In fact, it was a Western that introduced Poitier to the movies. He was 11 years old and his family had just moved to Nassau from tiny Cat Island, where, Poitier recalls, a kerosene lamp was considered a luxury. Some friends took him to the movies, and he sat awestruck throughout the feature. When it ended, he jumped out of his seat and ran around to the back of the theater--to wait for the horses and cowboys and the cattle to come out.

"And I waited and waited," he says in the warmth of his trailer during a break from shooting. "Then I thought, there's two shows and, of course, they have to eat. They're probably inside doing just that. So I went back around the front and went in again. And the same thing happened! I thought that was fabulous. So I went back to the stage door--it's dark now--and still nobody comes out. And when I told my friends what had happened, they laughed and they laughed and they said to me, 'Everything you saw was on film.' And they explained to me what film was. And I said, 'Go on.' "

But that didn't cure Poitier's fantasies about Hollywood.

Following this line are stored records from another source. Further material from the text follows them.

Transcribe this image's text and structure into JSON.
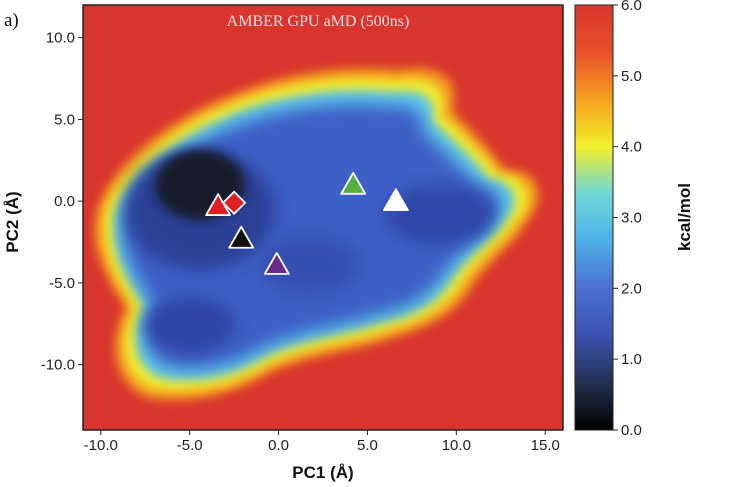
{
  "panel_label": "a)",
  "chart_data": {
    "type": "heatmap",
    "title": "AMBER GPU aMD (500ns)",
    "xlabel": "PC1 (Å)",
    "ylabel": "PC2 (Å)",
    "xlim": [
      -11,
      16
    ],
    "ylim": [
      -14,
      12
    ],
    "x_ticks": [
      "-10.0",
      "-5.0",
      "0.0",
      "5.0",
      "10.0",
      "15.0"
    ],
    "y_ticks": [
      "10.0",
      "5.0",
      "0.0",
      "-5.0",
      "-10.0"
    ],
    "colorbar": {
      "label": "kcal/mol",
      "range": [
        0,
        6
      ],
      "ticks": [
        "6.0",
        "5.0",
        "4.0",
        "3.0",
        "2.0",
        "1.0",
        "0.0"
      ],
      "colors": [
        "#000000",
        "#22304f",
        "#3b52b0",
        "#4a6fd0",
        "#4fb0e8",
        "#6fd8d8",
        "#f2f02a",
        "#f7a21e",
        "#e8502a",
        "#d8352e"
      ]
    },
    "background_value": 6.0,
    "markers": [
      {
        "shape": "triangle",
        "color": "#e02020",
        "x": -3.4,
        "y": -0.3
      },
      {
        "shape": "diamond",
        "color": "#e02020",
        "x": -2.5,
        "y": -0.1
      },
      {
        "shape": "triangle",
        "color": "#111111",
        "x": -2.1,
        "y": -2.3
      },
      {
        "shape": "triangle",
        "color": "#6a2a8a",
        "x": -0.1,
        "y": -3.9
      },
      {
        "shape": "triangle",
        "color": "#55b040",
        "x": 4.2,
        "y": 1.0
      },
      {
        "shape": "triangle",
        "color": "#ffffff",
        "x": 6.6,
        "y": 0.0
      }
    ]
  }
}
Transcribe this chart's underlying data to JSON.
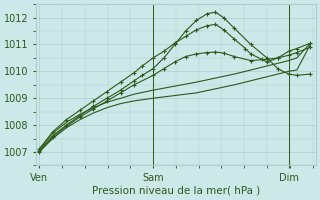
{
  "xlabel": "Pression niveau de la mer( hPa )",
  "ylim": [
    1006.5,
    1012.5
  ],
  "yticks": [
    1007,
    1008,
    1009,
    1010,
    1011,
    1012
  ],
  "background_color": "#cce8e8",
  "grid_color": "#b0cccc",
  "line_color": "#2d5a1b",
  "xtick_labels": [
    "Ven",
    "Sam",
    "Dim"
  ],
  "xtick_positions": [
    0.0,
    0.42,
    0.92
  ],
  "vline_positions": [
    0.42,
    0.92
  ],
  "xlim": [
    -0.01,
    1.02
  ],
  "series": [
    {
      "x": [
        0.0,
        0.05,
        0.1,
        0.15,
        0.2,
        0.25,
        0.3,
        0.35,
        0.42,
        0.5,
        0.58,
        0.65,
        0.72,
        0.78,
        0.84,
        0.88,
        0.92,
        0.95,
        1.0
      ],
      "y": [
        1007.0,
        1007.5,
        1007.9,
        1008.2,
        1008.45,
        1008.65,
        1008.8,
        1008.9,
        1009.0,
        1009.1,
        1009.2,
        1009.35,
        1009.5,
        1009.65,
        1009.8,
        1009.9,
        1010.0,
        1010.05,
        1011.0
      ],
      "marker": false
    },
    {
      "x": [
        0.0,
        0.05,
        0.1,
        0.15,
        0.2,
        0.25,
        0.3,
        0.35,
        0.42,
        0.5,
        0.58,
        0.65,
        0.72,
        0.78,
        0.84,
        0.88,
        0.92,
        0.95,
        1.0
      ],
      "y": [
        1007.1,
        1007.7,
        1008.1,
        1008.4,
        1008.65,
        1008.85,
        1009.0,
        1009.15,
        1009.3,
        1009.45,
        1009.6,
        1009.75,
        1009.9,
        1010.05,
        1010.2,
        1010.3,
        1010.4,
        1010.5,
        1011.05
      ],
      "marker": false
    },
    {
      "x": [
        0.0,
        0.05,
        0.1,
        0.15,
        0.2,
        0.25,
        0.3,
        0.35,
        0.38,
        0.42,
        0.46,
        0.5,
        0.54,
        0.58,
        0.62,
        0.65,
        0.68,
        0.72,
        0.78,
        0.84,
        0.88,
        0.92,
        0.95,
        1.0
      ],
      "y": [
        1007.05,
        1007.6,
        1008.0,
        1008.35,
        1008.7,
        1009.0,
        1009.3,
        1009.65,
        1009.85,
        1010.1,
        1010.5,
        1011.0,
        1011.5,
        1011.9,
        1012.15,
        1012.2,
        1012.0,
        1011.6,
        1011.0,
        1010.5,
        1010.1,
        1009.9,
        1009.85,
        1009.9
      ],
      "marker": true
    },
    {
      "x": [
        0.0,
        0.05,
        0.1,
        0.15,
        0.2,
        0.25,
        0.3,
        0.35,
        0.42,
        0.46,
        0.5,
        0.54,
        0.58,
        0.62,
        0.65,
        0.68,
        0.72,
        0.78,
        0.84,
        0.88,
        0.92,
        0.95,
        1.0
      ],
      "y": [
        1007.0,
        1007.55,
        1007.95,
        1008.3,
        1008.6,
        1008.9,
        1009.2,
        1009.5,
        1009.85,
        1010.1,
        1010.35,
        1010.55,
        1010.65,
        1010.7,
        1010.72,
        1010.68,
        1010.55,
        1010.4,
        1010.45,
        1010.5,
        1010.6,
        1010.7,
        1010.9
      ],
      "marker": true
    },
    {
      "x": [
        0.0,
        0.05,
        0.1,
        0.15,
        0.2,
        0.25,
        0.3,
        0.35,
        0.38,
        0.42,
        0.46,
        0.5,
        0.54,
        0.58,
        0.62,
        0.65,
        0.68,
        0.72,
        0.76,
        0.78,
        0.82,
        0.84,
        0.88,
        0.92,
        0.95,
        1.0
      ],
      "y": [
        1007.1,
        1007.75,
        1008.2,
        1008.55,
        1008.9,
        1009.25,
        1009.6,
        1009.95,
        1010.2,
        1010.5,
        1010.75,
        1011.05,
        1011.3,
        1011.55,
        1011.7,
        1011.75,
        1011.55,
        1011.2,
        1010.85,
        1010.65,
        1010.45,
        1010.35,
        1010.5,
        1010.75,
        1010.85,
        1011.05
      ],
      "marker": true
    }
  ]
}
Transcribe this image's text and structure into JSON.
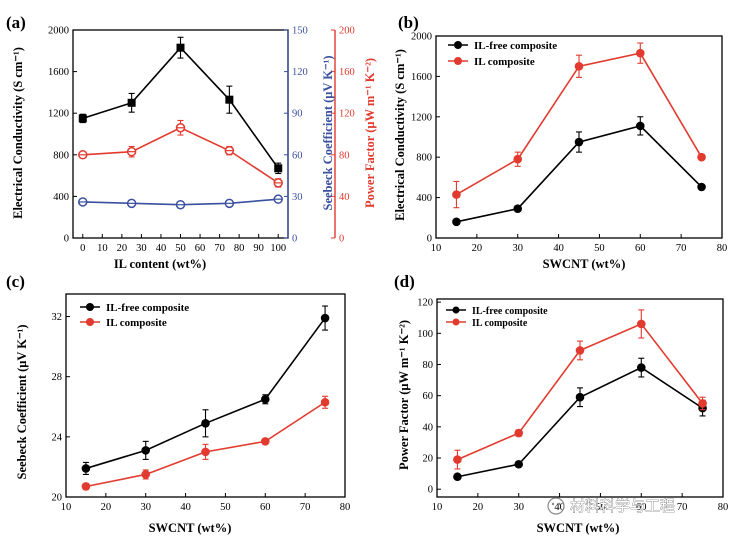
{
  "figure": {
    "watermark": "材料科学与工程",
    "colors": {
      "black": "#000000",
      "red": "#e23a2e",
      "blue": "#3a4fa0"
    }
  },
  "chart_data": [
    {
      "panel": "(a)",
      "type": "line",
      "xlabel": "IL content (wt%)",
      "xlim": [
        -5,
        105
      ],
      "xticks": [
        0,
        10,
        20,
        30,
        40,
        50,
        60,
        70,
        80,
        90,
        100
      ],
      "x": [
        0,
        25,
        50,
        75,
        100
      ],
      "axes": {
        "left": {
          "label": "Electrical Conductivity (S cm⁻¹)",
          "ylim": [
            0,
            2000
          ],
          "yticks": [
            0,
            400,
            800,
            1200,
            1600,
            2000
          ],
          "color": "#000000"
        },
        "right1": {
          "label": "Seebeck Coefficient (μV K⁻¹)",
          "ylim": [
            0,
            150
          ],
          "yticks": [
            0,
            30,
            60,
            90,
            120,
            150
          ],
          "color": "#3a4fa0"
        },
        "right2": {
          "label": "Power Factor (μW m⁻¹ K⁻²)",
          "ylim": [
            0,
            200
          ],
          "yticks": [
            0,
            40,
            80,
            120,
            160,
            200
          ],
          "color": "#e23a2e"
        }
      },
      "series": [
        {
          "name": "Electrical Conductivity",
          "axis": "left",
          "marker": "square",
          "color": "#000000",
          "values": [
            1150,
            1300,
            1830,
            1330,
            670
          ],
          "errors": [
            40,
            90,
            100,
            130,
            50
          ]
        },
        {
          "name": "Seebeck Coefficient",
          "axis": "right1",
          "marker": "circle",
          "color": "#3a4fa0",
          "values": [
            26,
            25,
            24,
            25,
            28
          ],
          "errors": [
            1,
            1,
            1,
            1,
            1
          ]
        },
        {
          "name": "Power Factor",
          "axis": "right2",
          "marker": "circle",
          "color": "#e23a2e",
          "values": [
            80,
            83,
            106,
            84,
            53
          ],
          "errors": [
            2,
            5,
            7,
            4,
            4
          ]
        }
      ]
    },
    {
      "panel": "(b)",
      "type": "line",
      "xlabel": "SWCNT (wt%)",
      "ylabel": "Electrical Conductivity (S cm⁻¹)",
      "xlim": [
        10,
        80
      ],
      "xticks": [
        10,
        20,
        30,
        40,
        50,
        60,
        70,
        80
      ],
      "ylim": [
        0,
        2000
      ],
      "yticks": [
        0,
        400,
        800,
        1200,
        1600,
        2000
      ],
      "x": [
        15,
        30,
        45,
        60,
        75
      ],
      "legend": "top-left",
      "series": [
        {
          "name": "IL-free composite",
          "color": "#000000",
          "values": [
            160,
            290,
            950,
            1110,
            505
          ],
          "errors": [
            20,
            25,
            100,
            90,
            20
          ]
        },
        {
          "name": "IL composite",
          "color": "#e23a2e",
          "values": [
            430,
            780,
            1700,
            1830,
            800
          ],
          "errors": [
            130,
            70,
            110,
            100,
            15
          ]
        }
      ]
    },
    {
      "panel": "(c)",
      "type": "line",
      "xlabel": "SWCNT (wt%)",
      "ylabel": "Seebeck Coefficient (μV K⁻¹)",
      "xlim": [
        10,
        80
      ],
      "xticks": [
        10,
        20,
        30,
        40,
        50,
        60,
        70,
        80
      ],
      "ylim": [
        20,
        33.5
      ],
      "yticks": [
        20,
        24,
        28,
        32
      ],
      "x": [
        15,
        30,
        45,
        60,
        75
      ],
      "legend": "top-left",
      "series": [
        {
          "name": "IL-free composite",
          "color": "#000000",
          "values": [
            21.9,
            23.1,
            24.9,
            26.5,
            31.9
          ],
          "errors": [
            0.4,
            0.6,
            0.9,
            0.3,
            0.8
          ]
        },
        {
          "name": "IL composite",
          "color": "#e23a2e",
          "values": [
            20.7,
            21.5,
            23.0,
            23.7,
            26.3
          ],
          "errors": [
            0.2,
            0.3,
            0.5,
            0.1,
            0.4
          ]
        }
      ]
    },
    {
      "panel": "(d)",
      "type": "line",
      "xlabel": "SWCNT (wt%)",
      "ylabel": "Power Factor (μW m⁻¹ K⁻²)",
      "xlim": [
        10,
        80
      ],
      "xticks": [
        10,
        20,
        30,
        40,
        50,
        60,
        70,
        80
      ],
      "ylim": [
        -5,
        122
      ],
      "yticks": [
        0,
        20,
        40,
        60,
        80,
        100,
        120
      ],
      "x": [
        15,
        30,
        45,
        60,
        75
      ],
      "legend": "top-left",
      "series": [
        {
          "name": "IL-free composite",
          "color": "#000000",
          "values": [
            8,
            16,
            59,
            78,
            52
          ],
          "errors": [
            1,
            1,
            6,
            6,
            5
          ]
        },
        {
          "name": "IL composite",
          "color": "#e23a2e",
          "values": [
            19,
            36,
            89,
            106,
            55
          ],
          "errors": [
            6,
            2,
            6,
            9,
            4
          ]
        }
      ]
    }
  ]
}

"When I was younger I wanted to go to Hollywood and become a cowboy," he says, wearing long underwear and a head bandage, his costume for the next scene. "Not to be in movies, mind you, but to work with cows. I thought the movies were showing me what a wonderful life the cowboys lived in Hollywood. When my friend explained to me it was all make-believe, I was so disappointed."

But not disappointed enough to stop being tantalized by the make-believe. After a stint in the Army, he struggled through a series of menial jobs, then went to New York, where he joined the American Negro Theatre and made his Broadway debut in 1946. His screen debut, in 1950, was in "No Way Out," and within 10 years Poitier was a star. He earned his first best actor Oscar nomination for 1958's "The Defiant Ones," in which he co-starred with Tony Curtis, and won the best actor Oscar for 1963's "Lilies of the Field." Poitier went on to perform in such classics as "To Sir With Love," "In the Heat of the Night," "Guess Who's Coming to Dinner" and "They Call Me Mr. Tibbs!" And he did make two Western features: "Duel at Diablo" (1966) and "Buck and the Preacher" (1972), which he also directed.

In the process, he opened the doors of Hollywood for several generations of black actors. In 1992, when the American Film Institute honored Poitier's accomplishments with its Life Achievement Award, Danny Glover told Poitier, "You have made it possible for me to dream bigger dreams."

With that kind of resume and those kinds of tributes, it's hardly surprising that some of Poitier's co-stars felt a little star-struck at the prospect of working with him on "Children of the Dust."

Regina Taylor, who plays Drusilla, a schoolteacher who falls in love with Gypsy, says she did everything possible to prepare, in her words, "to meet this man toe to toe."